Smoking Could Kill 1/3rd of Chinese Men - Kills 1/2 Of All Smokers
BBC Health
Tobacco kills a half of all smokers, say researchers
Smoking could eventually kill a third of all young Chinese men if nothing is done to get them to drop the habit, according to the largest ever survey of tobacco use.
Two landmark studies involving 1.25m Chinese people show that China has the largest number of smoking-related deaths in the world.
Because of a sharp increase in cigarette sales in the last 30 years, around 2,000 people a day are currently dying of smoking in China.
By 2050, the researchers expect this number could rise to 8,000 a day - some three million people a year.
The research - compiled by Chinese, British and American scientists - is the first nationwide research into the effects of tobacco in a developing country.
Different ways of dying
In the West, smoking causes a high number of heart-related deaths, but in China, the majority of deaths are due to respiratory diseases, including tuberculosis.
Dr Alan Lopez of the World Health Organisation, told a news conference in London: "In the West, cigarettes cause lots of heart attack deaths, while in China smoking causes unexpectedly large numbers of deaths from tuberculosis, emphysema, stomach cancer and liver cancer.
"Worldwide, the only really big causes of premature death that are growing rapidly are HIV and tobacco."
Nearly three-quarters of all Chinese men are smokers.
Average daily consumption rose from one cigarette in 1952 to 10 in 1992, but appears to have stabilised now.
Half die of smoking
The two studies are the result of a long-term international collaboration between Oxford University, the Chinese Academies of Preventive Medicine and of Medical Sciences in Beijing and Cornell University in the US.
For the first, researchers interviewed the families of one million people who had died in 24 cities and 74 rural counties to establish if the dead person had smoked.
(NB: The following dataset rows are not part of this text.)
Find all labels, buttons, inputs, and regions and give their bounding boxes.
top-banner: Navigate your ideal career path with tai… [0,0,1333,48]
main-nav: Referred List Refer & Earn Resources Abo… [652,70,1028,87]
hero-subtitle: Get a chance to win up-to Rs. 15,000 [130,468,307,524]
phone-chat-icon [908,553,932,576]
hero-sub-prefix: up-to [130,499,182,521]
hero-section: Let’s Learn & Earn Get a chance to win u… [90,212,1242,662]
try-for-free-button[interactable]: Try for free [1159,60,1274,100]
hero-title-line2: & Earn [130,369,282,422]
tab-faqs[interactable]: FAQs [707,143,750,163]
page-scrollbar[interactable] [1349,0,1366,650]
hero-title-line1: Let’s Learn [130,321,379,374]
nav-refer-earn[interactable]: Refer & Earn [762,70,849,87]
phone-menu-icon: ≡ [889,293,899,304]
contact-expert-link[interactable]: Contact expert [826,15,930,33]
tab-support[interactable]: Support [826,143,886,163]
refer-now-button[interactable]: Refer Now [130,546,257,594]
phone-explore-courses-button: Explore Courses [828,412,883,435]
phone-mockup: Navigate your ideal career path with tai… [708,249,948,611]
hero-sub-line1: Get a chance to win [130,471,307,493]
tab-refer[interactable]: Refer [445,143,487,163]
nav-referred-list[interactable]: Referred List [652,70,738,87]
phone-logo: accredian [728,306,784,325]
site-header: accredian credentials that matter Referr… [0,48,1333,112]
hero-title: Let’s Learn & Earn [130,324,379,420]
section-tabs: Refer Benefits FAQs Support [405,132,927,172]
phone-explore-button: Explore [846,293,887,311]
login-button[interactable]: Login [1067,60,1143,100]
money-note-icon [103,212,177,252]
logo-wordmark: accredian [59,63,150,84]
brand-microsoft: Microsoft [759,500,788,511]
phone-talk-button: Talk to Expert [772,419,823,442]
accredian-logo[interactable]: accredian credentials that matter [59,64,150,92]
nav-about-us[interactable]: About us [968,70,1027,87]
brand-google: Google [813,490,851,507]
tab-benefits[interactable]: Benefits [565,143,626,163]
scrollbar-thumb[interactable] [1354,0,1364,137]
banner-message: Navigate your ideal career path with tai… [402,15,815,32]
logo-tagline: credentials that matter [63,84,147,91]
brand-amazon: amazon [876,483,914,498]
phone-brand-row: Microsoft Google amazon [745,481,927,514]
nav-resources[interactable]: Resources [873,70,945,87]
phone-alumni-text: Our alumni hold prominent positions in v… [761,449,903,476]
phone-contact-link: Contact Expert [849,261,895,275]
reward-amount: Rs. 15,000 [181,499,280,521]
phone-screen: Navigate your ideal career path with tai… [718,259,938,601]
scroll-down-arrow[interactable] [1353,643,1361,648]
The second study is ongoing and is looking at quarter of a million men aged over 40.
It is recording the mortality and causes of death of these men over a 30-year period through annual monitoring, taking into account diet, blood pressure, drinking and other factors.
Five years of the study have so far been completed, but the findings fit with those in the retrospective study - that tobacco kills half of all smokers.
The researchers say men aged 35 to 69 were
51% more likely to die from cancer than average, 31% more likely to die from respiratory deaths at a 15% higher risk of dying from vascular diseases.
In older men, there was a greater danger of dying from respiratory disease.
Few women smoke in China and, unlike with men, the number is falling. No-one knows why, but Dr Zhengming Chen of Oxford University suggested it could be due to China's recent history and social development.
Causes of death
Smokers who got hooked young were most likely to die prematurely.
The researchers say 12% of all adult male deaths and 3% of all adult female deaths in China are now caused by smoking.
But they say this reflects past smoking habits.
"On present smoking patterns, the death rates of smokers will become double those of non-smokers of the same age, suggesting that about half of today's young smokers will eventually be killed by tobacco," say the studies, which are published in the British Medical Journal.
Jeffrey Koplan, director of the US Centers for Disease Control and Prevention, said the tragedy was that the deaths were "entirely preventable".
Speaking in London, Professor Richard Peto of Oxford University says if cigarette consumption could be halved by 2020, 25 million deaths could be prevented in the first quarter of the 21st century.
Surveys showed two-thirds of Chinese people think smoking does little or no harm.
Dr Zhengming said the increase in tobacco consumption did not seem to be due to promotion by tobacco companies since it had been rising since the 1970s - in much the same way as US rates rose between 1910 and 1950.
He said smokers were also switching more to cigarettes from traditional methods of smoking such as pipes which have lower death rates.
"China still has a long way to go to educate the public about the risks of smoking," he said.
But he added that, despite Chinese health officials' backing for efforts to reduce tobacco consumption, treasury officials might find it difficult to say no to the huge revenue they can reap from the cigarette industry.